In her article, Vaughn discusses how mangroves are “good to think with,” referencing the famous passage from Lévi-Strauss’s (1963, 89) Totemism:

[A. R.] Radcliffe-Brown’s demonstration ends decisively the dilemma in which the adversaries as well as the proponents of totemism have been trapped because they could assign only two roles to living species, viz., that of a natural stimulus or that of an arbitrary pretext. The animals in totemism cease to be solely or principally creatures which are feared, admired, or envied: their perceptible reality permits the embodiment of ideas and relations conceived by speculative thought on the basis of empirical observations. We can understand, too, that natural species are chosen not because they are “good to eat” but because they are “good to think.”

At the time, Lévi-Strauss was developing his form of structuralism in conversation with Radcliffe-Brown’s structural-functionalism. Structural-functionalism was influenced heavily by Émile Durkheim’s understandings of solidarity, and it attempted to explain moments of social stability. In this passage and elsewhere in the work, Lévi-Strauss claims Radcliffe-Brown as a structuralist, noting that his work integrates form and content without resorting to a materialist functionalism nor an overly theoretical formalism.

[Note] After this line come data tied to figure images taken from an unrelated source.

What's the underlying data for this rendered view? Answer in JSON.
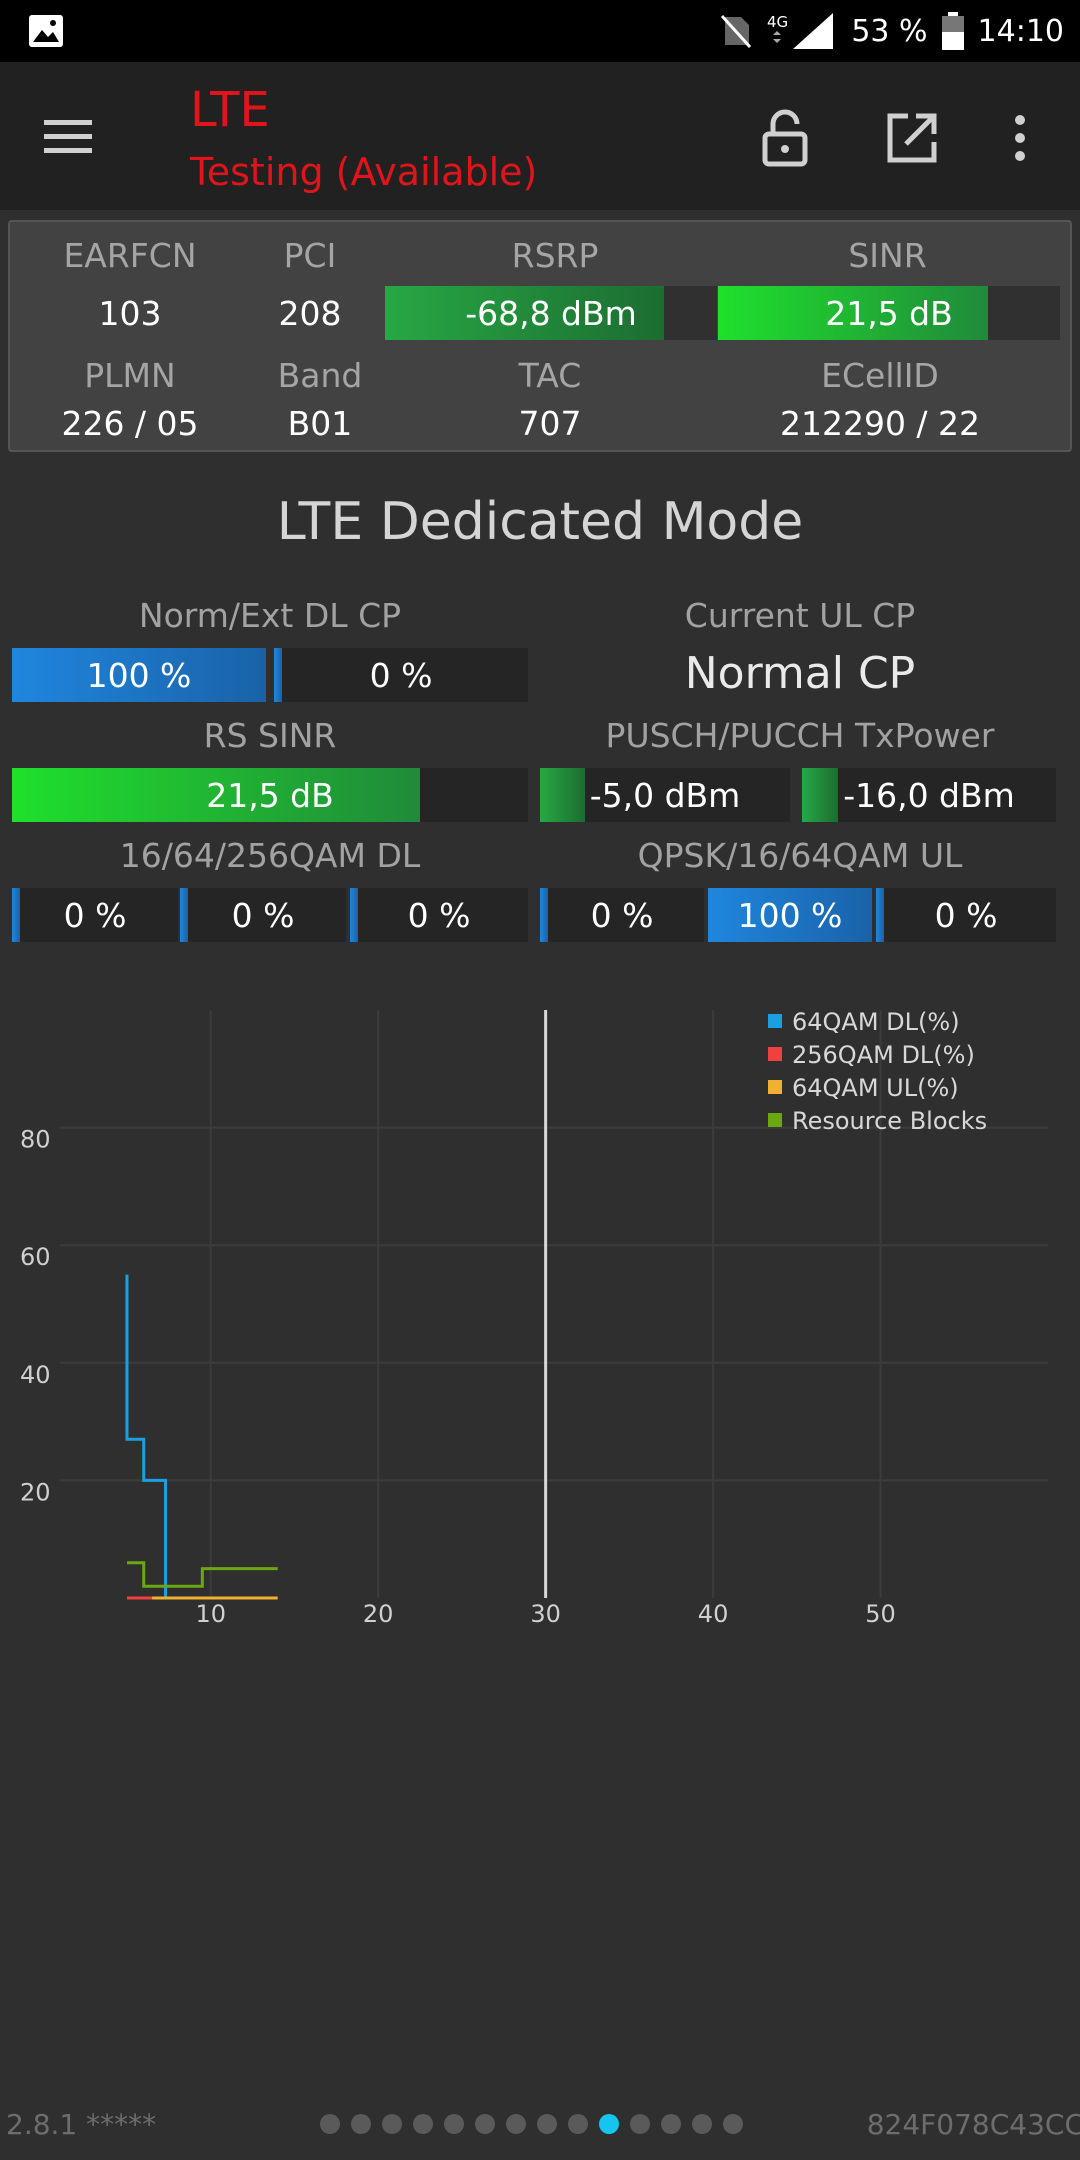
{
  "status_bar": {
    "network": "4G",
    "battery": "53 %",
    "time": "14:10"
  },
  "toolbar": {
    "title": "LTE",
    "subtitle": "Testing (Available)"
  },
  "info_panel": {
    "earfcn_label": "EARFCN",
    "earfcn": "103",
    "pci_label": "PCI",
    "pci": "208",
    "rsrp_label": "RSRP",
    "rsrp": "-68,8 dBm",
    "rsrp_level": 0.84,
    "sinr_label": "SINR",
    "sinr": "21,5 dB",
    "sinr_level": 0.79,
    "plmn_label": "PLMN",
    "plmn": "226 / 05",
    "band_label": "Band",
    "band": "B01",
    "tac_label": "TAC",
    "tac": "707",
    "ecellid_label": "ECellID",
    "ecellid": "212290 / 22"
  },
  "section": {
    "title": "LTE Dedicated Mode",
    "norm_ext_label": "Norm/Ext DL CP",
    "norm_value": "100 %",
    "norm_level": 1.0,
    "ext_value": "0 %",
    "ext_level": 0.0,
    "current_ul_cp_label": "Current UL CP",
    "current_ul_cp": "Normal CP",
    "rs_sinr_label": "RS SINR",
    "rs_sinr": "21,5 dB",
    "rs_sinr_level": 0.79,
    "tx_power_label": "PUSCH/PUCCH TxPower",
    "pusch_power": "-5,0 dBm",
    "pusch_level": 0.18,
    "pucch_power": "-16,0 dBm",
    "pucch_level": 0.14,
    "qam_dl_label": "16/64/256QAM DL",
    "qam_dl": [
      "0 %",
      "0 %",
      "0 %"
    ],
    "qam_ul_label": "QPSK/16/64QAM UL",
    "qam_ul": [
      "0 %",
      "100 %",
      "0 %"
    ],
    "qam_ul_levels": [
      0,
      1,
      0
    ]
  },
  "chart_data": {
    "type": "line",
    "x_ticks": [
      "10",
      "20",
      "30",
      "40",
      "50"
    ],
    "y_ticks": [
      "20",
      "40",
      "60",
      "80"
    ],
    "xlim": [
      1,
      60
    ],
    "ylim": [
      0,
      100
    ],
    "grid": true,
    "legend_position": "top-right",
    "cursor_x": 30,
    "series": [
      {
        "name": "64QAM DL(%)",
        "color": "#1aa0e0",
        "points": [
          [
            5,
            55
          ],
          [
            5,
            27
          ],
          [
            6,
            27
          ],
          [
            6,
            20
          ],
          [
            7.3,
            20
          ],
          [
            7.3,
            0
          ]
        ]
      },
      {
        "name": "256QAM DL(%)",
        "color": "#f04040",
        "points": [
          [
            5,
            0
          ],
          [
            9.5,
            0
          ]
        ]
      },
      {
        "name": "64QAM UL(%)",
        "color": "#f0b030",
        "points": [
          [
            6.5,
            0
          ],
          [
            7.5,
            0
          ],
          [
            13,
            0
          ],
          [
            14,
            0
          ]
        ]
      },
      {
        "name": "Resource Blocks",
        "color": "#6aa810",
        "points": [
          [
            5,
            6
          ],
          [
            6,
            6
          ],
          [
            6,
            2
          ],
          [
            9.5,
            2
          ],
          [
            9.5,
            5
          ],
          [
            14,
            5
          ]
        ]
      }
    ]
  },
  "footer": {
    "version": "2.8.1 *****",
    "device_id": "824F078C43CC",
    "page_count": 14,
    "active_page": 10
  }
}
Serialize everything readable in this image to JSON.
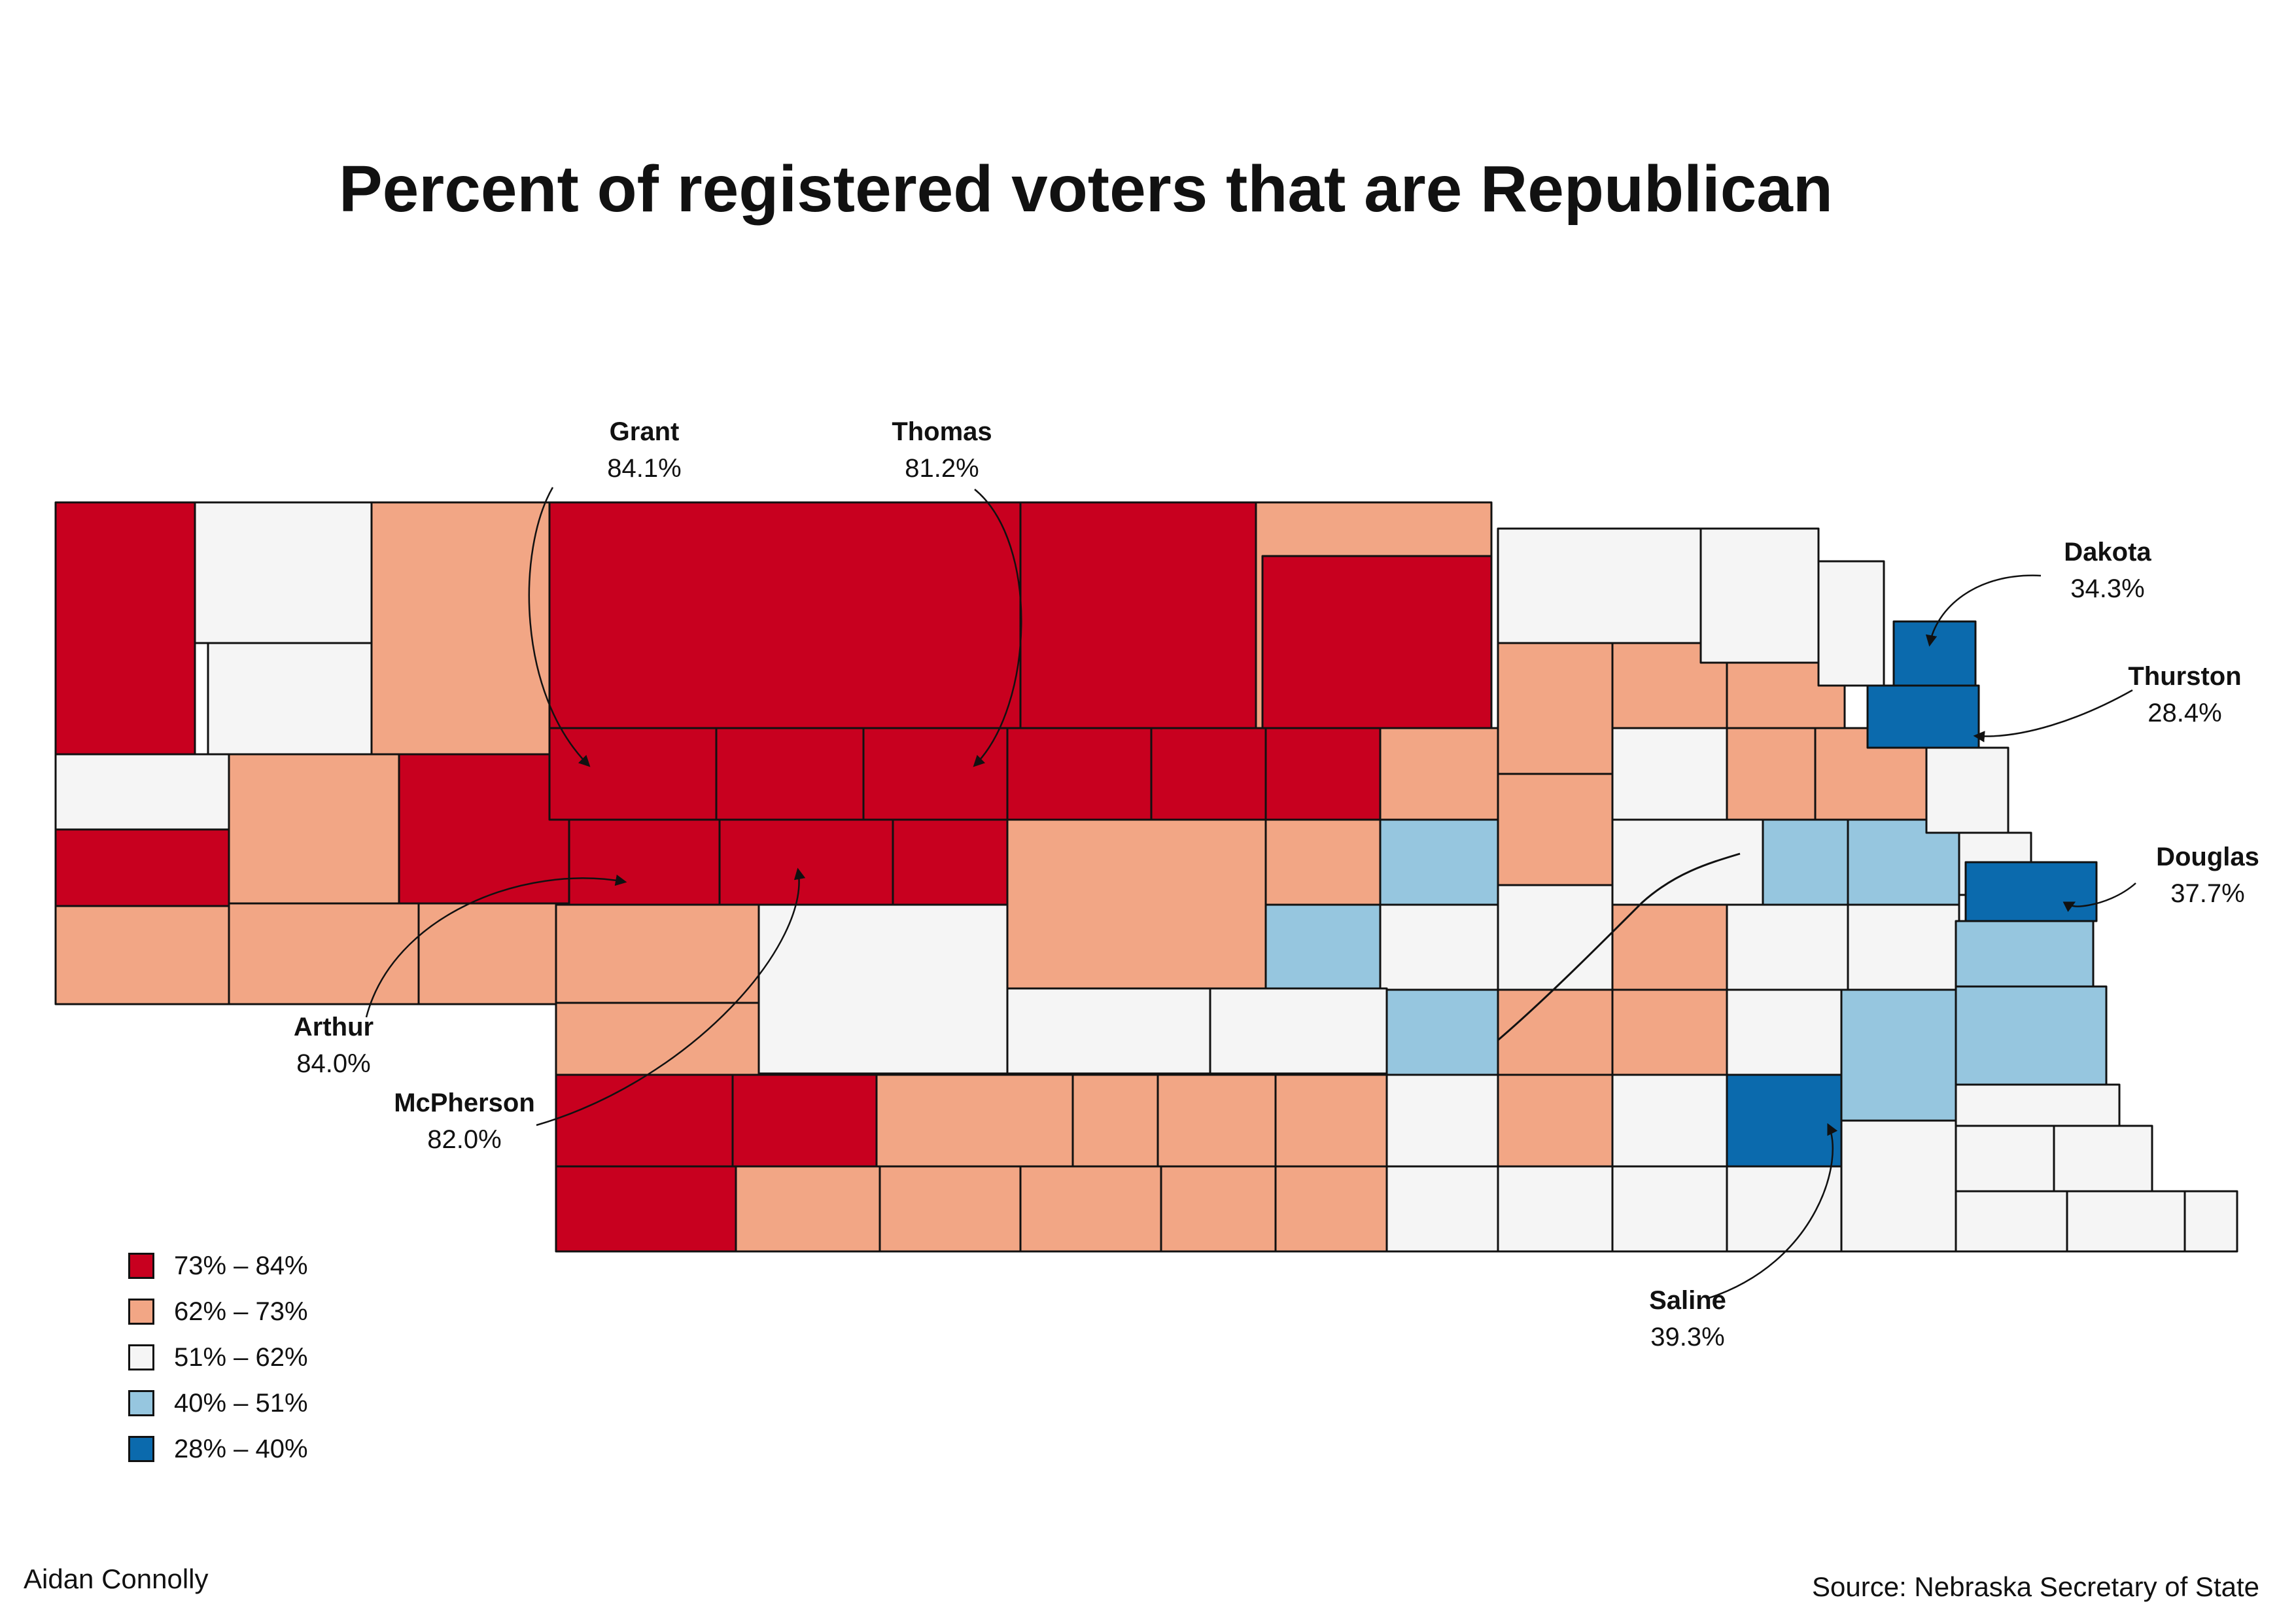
{
  "title": "Percent of registered voters that are Republican",
  "colors": {
    "73-84": "#c8001f",
    "62-73": "#f2a685",
    "51-62": "#f5f5f5",
    "40-51": "#96c6df",
    "28-40": "#0b6aad",
    "outline": "#111111"
  },
  "legend": [
    {
      "label": "73% – 84%",
      "bin": "73-84"
    },
    {
      "label": "62% – 73%",
      "bin": "62-73"
    },
    {
      "label": "51% – 62%",
      "bin": "51-62"
    },
    {
      "label": "40% – 51%",
      "bin": "40-51"
    },
    {
      "label": "28% – 40%",
      "bin": "28-40"
    }
  ],
  "callouts": {
    "grant": {
      "name": "Grant",
      "value": "84.1%"
    },
    "thomas": {
      "name": "Thomas",
      "value": "81.2%"
    },
    "dakota": {
      "name": "Dakota",
      "value": "34.3%"
    },
    "thurston": {
      "name": "Thurston",
      "value": "28.4%"
    },
    "douglas": {
      "name": "Douglas",
      "value": "37.7%"
    },
    "arthur": {
      "name": "Arthur",
      "value": "84.0%"
    },
    "mcpherson": {
      "name": "McPherson",
      "value": "82.0%"
    },
    "saline": {
      "name": "Saline",
      "value": "39.3%"
    }
  },
  "author": "Aidan Connolly",
  "source": "Source: Nebraska Secretary of State"
}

For Lévi-Strauss, structuralism does both: it ties together the relationship between “speculative thought” and “empirical observations.” It could be this aspect of Lévi-Strauss’s thought that has proved so appealing in contemporary multispecies and interspecies ethnographies, especially those also interested in the relationship between multispecies ethnography and structural linguistics (see a review of this literature in Kirksey and Helmreich 2010).

Vaughn’s article builds on this kind of work by considering how the materiality of mangroves shape understandings of climate adaptation on the Guyanese coast. Mangroves are “good to think with” inasmuch as they foster new ways of thinking about climate adaptation and challenge current understandings. To this end, Vaughn develops a concept of inverse performativity, which she uses to understand how experts act in climate-adaptation processes.

Discussion Questions

How do the different aspects of mangroves—as both “good to eat” and “good to think with”—appear in Vaughn’s article?

How would you use Vaughn’s approach to expertise in order to understand Levi-Strauss’s characterization of conducting fieldwork in the assigned chapter?

References

Boas, Franz. 1887. “The Study of Geography.” Science 9, no. 210: 137–41.

Kirksey, S. Eben, and Stefan Helmreich. 2010. “The Emergence of Multispecies Ethnography.” Cultural Anthropology 25, no. 4: 545–76.

Lévi-Strauss, Claude. 1963. “Toward the Intellect.” In Totemism, translated by Rodney Needham, 72-91. Boston: Beacon Press. Originally published in 1962.

Malkki, Liisa. 1992. “National Geographic: The Rooting of Peoples and the Territorialization of National Identity among Scholars and Refugees.” Cultural Anthropology 7, no. 1: 24–44.

Moore, Donald S. 2005. Suffering for Territory: Race, Place, and Power in Zimbabwe. Durham, N.C.: Duke University Press.

Watts, Michael J. 2016. “Joined at the Head: Anthropology, Geography and the Environment.” In The Routledge Companion to Contemporary Anthropology, edited by Simon Coleman, Susan B. Hyatt, and Ann Kingsolver, 323–58. New York: Routledge.